| acelerar, com prudência, o ritmo dos dias...


redefinido o caminho, refeito o plano de viagem e antes de colocar os pés ao caminho, há que embalar toda uma vida e acondicioná-la em caixas. 

escolher pedaços de mim e distribuí-los pelas caixas: "para levar"; "para dar"; "para deitar fora".

quando comecei, estava longe de pensar que teria tanto trabalho pela frente... sim, esta irá ser a nona mudança em oito anos e sei bem o tanto que há para fazer. mas, nas outras oito mudanças, não foi necessário mexer em determinadas gavetas, que eu mantinha fechadas a sete chaves.

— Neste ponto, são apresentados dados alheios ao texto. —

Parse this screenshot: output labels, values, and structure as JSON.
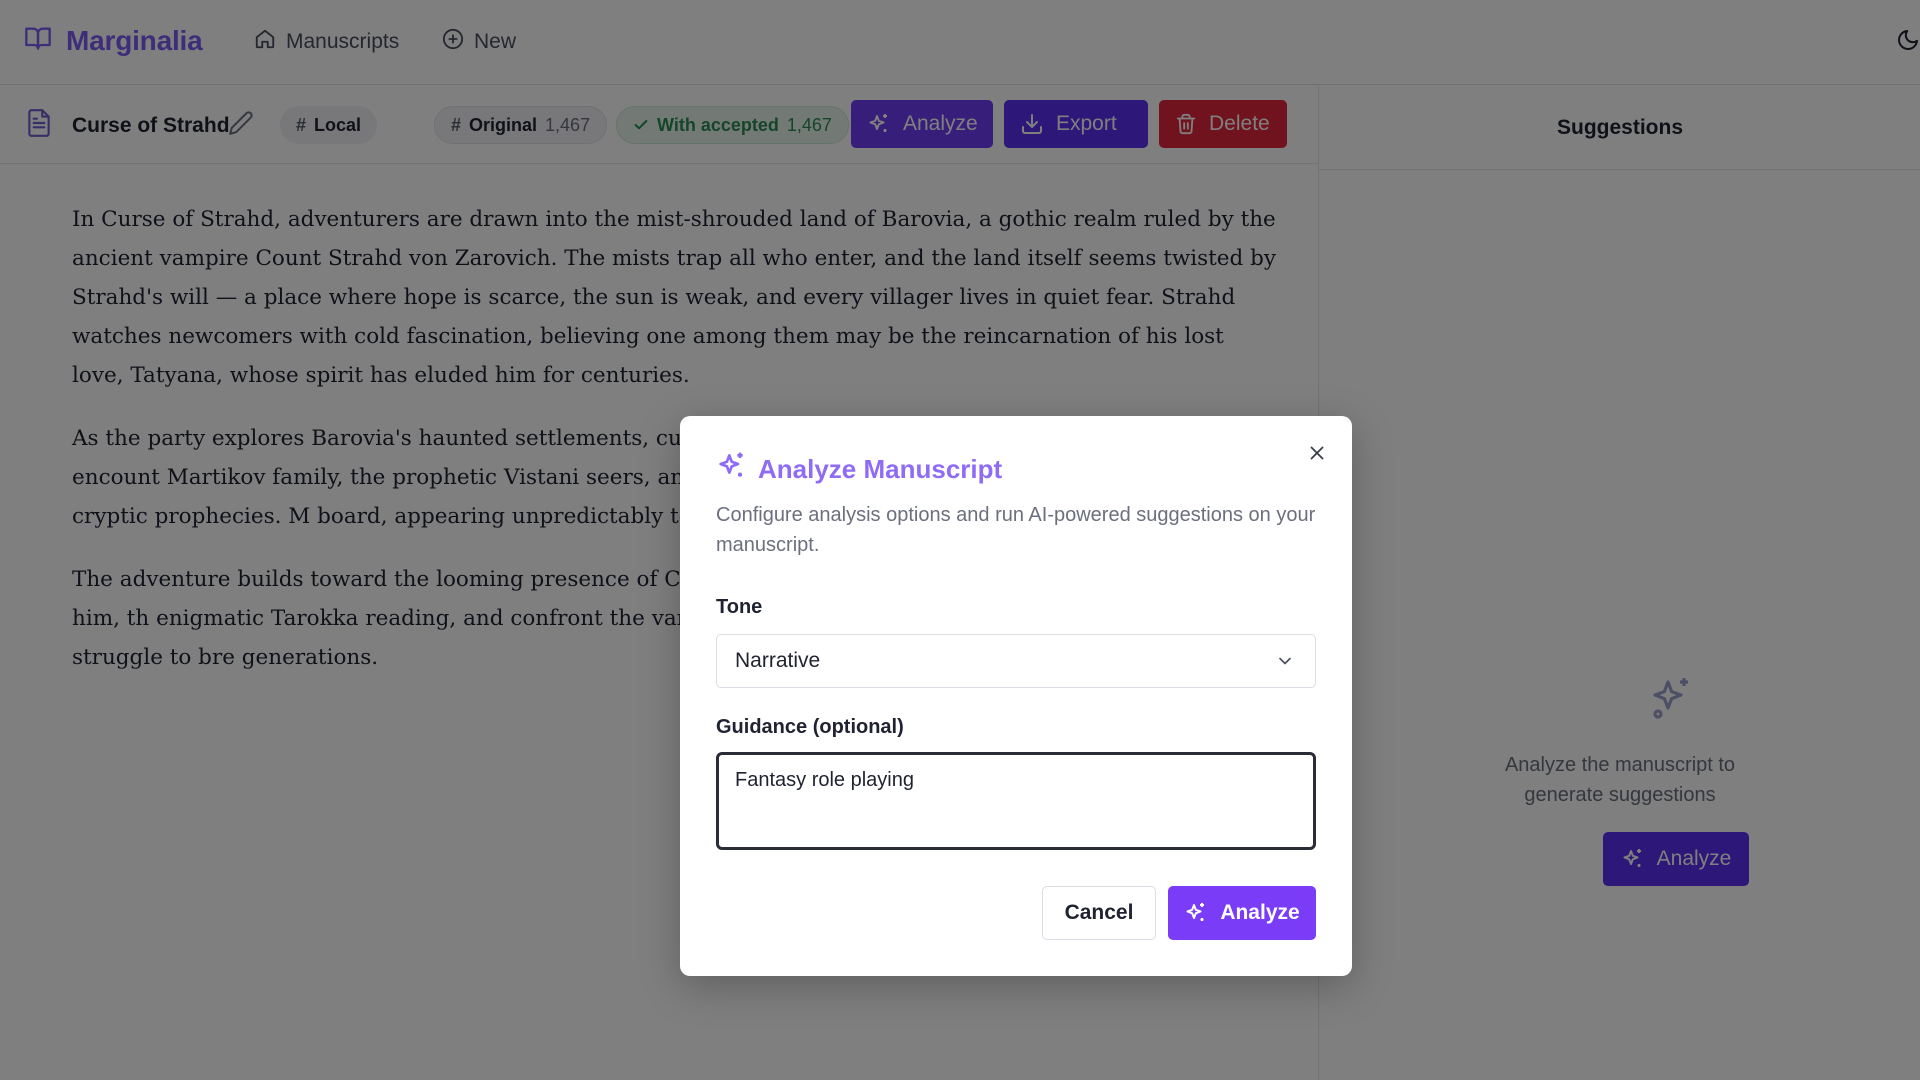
{
  "app": {
    "name": "Marginalia"
  },
  "nav": {
    "manuscripts": "Manuscripts",
    "new": "New"
  },
  "document": {
    "title": "Curse of Strahd",
    "location": "Local"
  },
  "counts": {
    "original_label": "Original",
    "original_value": "1,467",
    "accepted_label": "With accepted",
    "accepted_value": "1,467"
  },
  "toolbar": {
    "analyze": "Analyze",
    "export": "Export",
    "delete": "Delete"
  },
  "sidebar": {
    "title": "Suggestions",
    "empty_text": "Analyze the manuscript to generate suggestions",
    "analyze": "Analyze"
  },
  "content": {
    "p1": "In Curse of Strahd, adventurers are drawn into the mist-shrouded land of Barovia, a gothic realm ruled by the ancient vampire Count Strahd von Zarovich. The mists trap all who enter, and the land itself seems twisted by Strahd's will — a place where hope is scarce, the sun is weak, and every villager lives in quiet fear. Strahd watches newcomers with cold fascination, believing one among them may be the reincarnation of his lost love, Tatyana, whose spirit has eluded him for centuries.",
    "p2": "As the party explores Barovia's haunted settlements, curse tragic history that binds Strahd to the land. They encount Martikov family, the prophetic Vistani seers, and the belea fragments of guidance, warnings, or cryptic prophecies. M board, appearing unpredictably to test, tempt, or torment",
    "p3": "The adventure builds toward the looming presence of Cas and Strahd's own melancholy grandeur. To defeat him, th enigmatic Tarokka reading, and confront the vampire lor of tragic obsession, creeping dread, and the struggle to bre generations."
  },
  "dialog": {
    "title": "Analyze Manuscript",
    "description": "Configure analysis options and run AI-powered suggestions on your manuscript.",
    "tone_label": "Tone",
    "tone_value": "Narrative",
    "guidance_label": "Guidance (optional)",
    "guidance_value": "Fantasy role playing",
    "cancel": "Cancel",
    "analyze": "Analyze"
  },
  "colors": {
    "brand": "#7c5cf2",
    "primary": "#5a2ff0",
    "danger": "#e0263e",
    "success": "#2d8a52",
    "dialog_primary": "#7b3cf7"
  },
  "icons": {
    "logo": "book-open-icon",
    "home": "home-icon",
    "new": "plus-circle-icon",
    "theme": "moon-icon",
    "doc": "file-text-icon",
    "edit": "pencil-icon",
    "hash": "hash-icon",
    "check": "check-icon",
    "sparkles": "sparkles-icon",
    "download": "download-icon",
    "trash": "trash-icon",
    "close": "close-icon",
    "chevron": "chevron-down-icon"
  }
}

desta vez, porém, não se trata de uma mudança para a rua mais acima ou para a rua mais abaixo. mudar de concelho e de distrito, obriga-nos a libertar de tudo, o que não tem lugar na carrinha de mudanças.

já está quase tudo empacotado. deixei, contudo, as tais gavetas - as que estão, sempre, fechadas - para o fim...

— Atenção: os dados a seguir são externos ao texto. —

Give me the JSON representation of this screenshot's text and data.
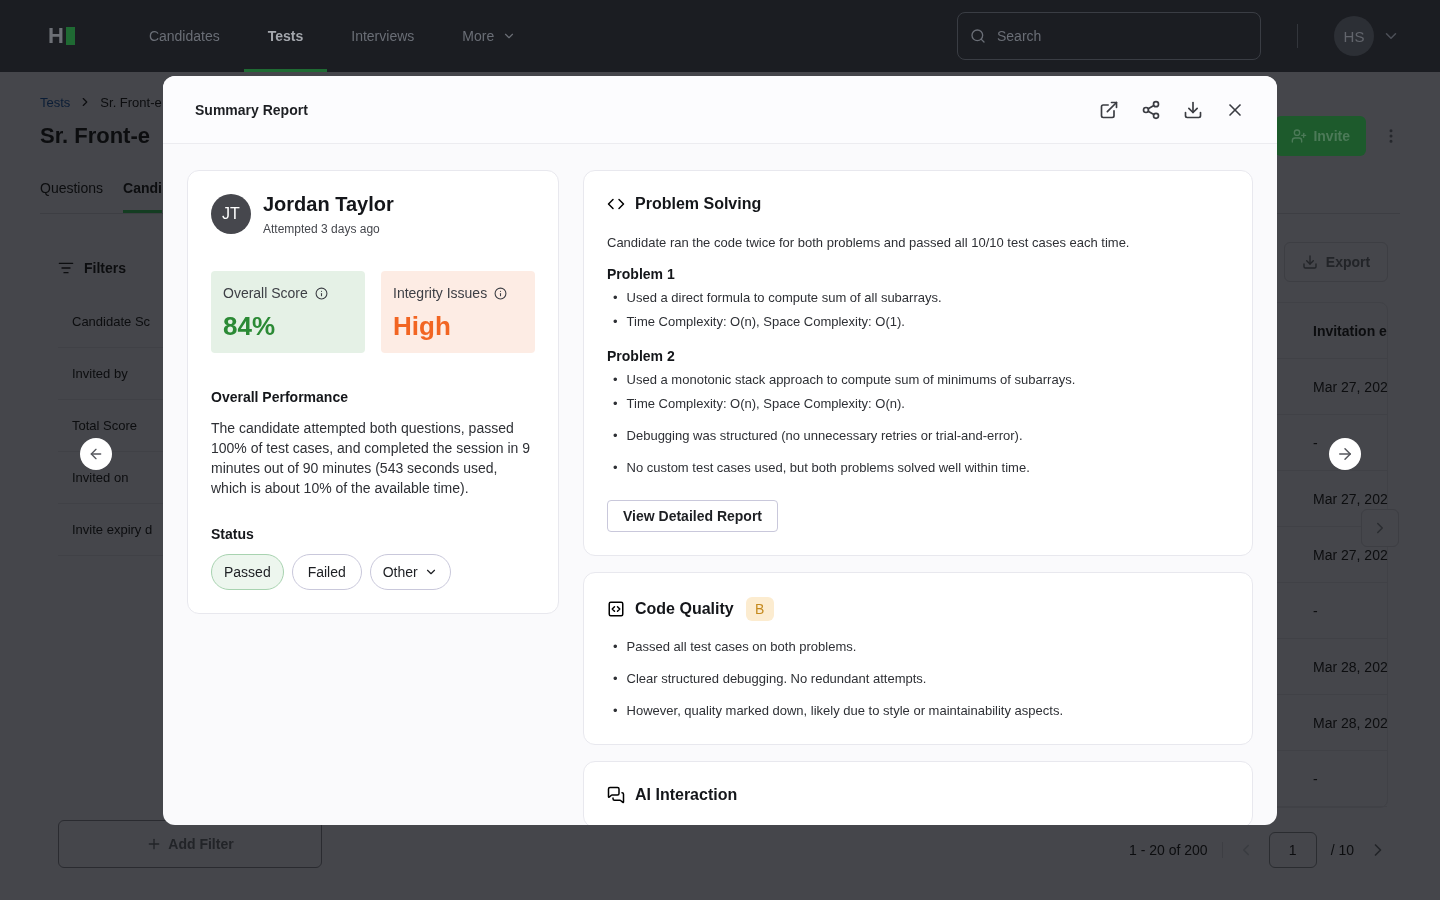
{
  "nav": {
    "logo": "H",
    "items": [
      {
        "label": "Candidates",
        "selected": false
      },
      {
        "label": "Tests",
        "selected": true
      },
      {
        "label": "Interviews",
        "selected": false
      },
      {
        "label": "More",
        "selected": false,
        "kind": "menu"
      }
    ],
    "search": {
      "placeholder": "Search"
    },
    "avatar": "HS"
  },
  "breadcrumb": [
    "Tests",
    "Sr. Front-e"
  ],
  "page_title": "Sr. Front-e",
  "invite_button": "Invite",
  "page_tabs": [
    {
      "label": "Questions",
      "selected": false
    },
    {
      "label": "Candi",
      "selected": true
    }
  ],
  "filters": {
    "title": "Filters",
    "items": [
      "Candidate Sc",
      "Invited by",
      "Total Score",
      "Invited on",
      "Invite expiry d"
    ],
    "add_button": "Add Filter"
  },
  "export_button": "Export",
  "table": {
    "columns": [
      "Invitation e"
    ],
    "rows": [
      [
        "Mar 27, 202"
      ],
      [
        "-"
      ],
      [
        "Mar 27, 202"
      ],
      [
        "Mar 27, 202"
      ],
      [
        "-"
      ],
      [
        "Mar 28, 202"
      ],
      [
        "Mar 28, 202"
      ],
      [
        "-"
      ]
    ]
  },
  "pagination": {
    "range": "1 - 20 of 200",
    "page": "1",
    "total": "/ 10"
  },
  "modal": {
    "title": "Summary Report",
    "candidate": {
      "initials": "JT",
      "name": "Jordan Taylor",
      "attempted": "Attempted 3 days ago"
    },
    "metrics": [
      {
        "label": "Overall Score",
        "value": "84%",
        "color": "#2b8a35"
      },
      {
        "label": "Integrity Issues",
        "value": "High",
        "color": "#f26522"
      }
    ],
    "bullet_marker": "•",
    "performance": {
      "title": "Overall Performance",
      "text": "The candidate attempted both questions, passed 100% of test cases, and completed the session in 9 minutes out of 90 minutes (543 seconds used, which is about 10% of the available time)."
    },
    "status": {
      "title": "Status",
      "options": [
        {
          "label": "Passed",
          "selected": true
        },
        {
          "label": "Failed",
          "selected": false
        },
        {
          "label": "Other",
          "selected": false,
          "kind": "dropdown"
        }
      ]
    },
    "sections": [
      {
        "kind": "problem_solving",
        "title": "Problem Solving",
        "summary": "Candidate ran the code twice for both problems and passed all 10/10 test cases each time.",
        "problems": [
          {
            "title": "Problem 1",
            "bullets": [
              "Used a direct formula to compute sum of all subarrays.",
              "Time Complexity: O(n), Space Complexity: O(1)."
            ]
          },
          {
            "title": "Problem 2",
            "bullets": [
              "Used a monotonic stack approach to compute sum of minimums of subarrays.",
              "Time Complexity: O(n), Space Complexity: O(n)."
            ]
          }
        ],
        "notes": [
          "Debugging was structured (no unnecessary retries or trial-and-error).",
          "No custom test cases used, but both problems solved well within time."
        ],
        "button": "View Detailed Report"
      },
      {
        "kind": "code_quality",
        "title": "Code Quality",
        "grade": "B",
        "notes": [
          "Passed all test cases on both problems.",
          "Clear structured debugging. No redundant attempts.",
          "However, quality marked down, likely due to style or maintainability aspects."
        ]
      },
      {
        "kind": "ai_interaction",
        "title": "AI Interaction"
      }
    ]
  }
}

abertas as gavetas: cartas, fotografias, objectos... memórias, na sua maioria, dolorosas. pessoas que partiram, objectos especiais que se esqueceram, momentos perdidos na memória... lá longe. as lágrimas escorreram e doeu. saudade... como eu sinto falta destas pessoas, destes momentos... como dói, o tanto que fui e o que ficou para trás...

[a minha vida já foi cheia. de pessoas, de risos, de vida. a minha vida já teve viagens, noites, transgressões. a minha vida já teve sundays repletos de chocolate quente e vodcas laranja com mais vodca que laranja. a minha vida já teve banhos de mar à noite e em pleno inverno. a minha vida já teve noitadas em frente da lareira, enrolada em edredons e amigos. a minha vida já teve tentativas de chouriços assados embrulhados em jornais e regados a alcoól, porque não havia assadeira de barro. a minha vida já teve corridas de carros, já limpou vomitado e  lágrimas de amigas rejeitadas pelos amigos. a minha vida já teve caminhadas, corta-matos e boleias de potenciais serial killers. a minha vida já teve rosas vermelhas, margaridas brancas e gerberas azuis. a minha vida já teve navios,  famílias reais e arroz árabe. a minha vida já teve dissecações de olhos de boi, noites agarrada à anatomia, vintes a matemática e a física aplicada. a minha vida já teve coreografias, sat chakras e retiros em montanhas. a minha vida já teve vida recém-nascida nos braços, primeiros sorrisos e primeiras palavras. a minha vida já teve a palavra Mãe – apesar de não o ser. a minha vida já teve brincadeiras, saltos em cima da cama e corridas de carrinhos. a minha vida já teve xana toc toc, gomby e caricas. a minha vida já teve tanta vida]

até agora, todas estas feridas tinham ficado guardadas nessas gavetas. fechadas, sempre, mesmo durante as oito mudanças. tudo ficava como tinha que que ficar. fechado. durante muito tempo... até... hoje.

agora, com as gavetas vazias, desmontadas e prontas para a viagem, também eu me sinto pronta. para a viagem, para a mudança, para uma nova vida. ansiosa, com um sorriso rasgado nos olhos e muita fé, acelero e sigo em frente. com prudência, claro... mas com tudo porque tudo é, somente, aquilo que eu sei que vou conseguir.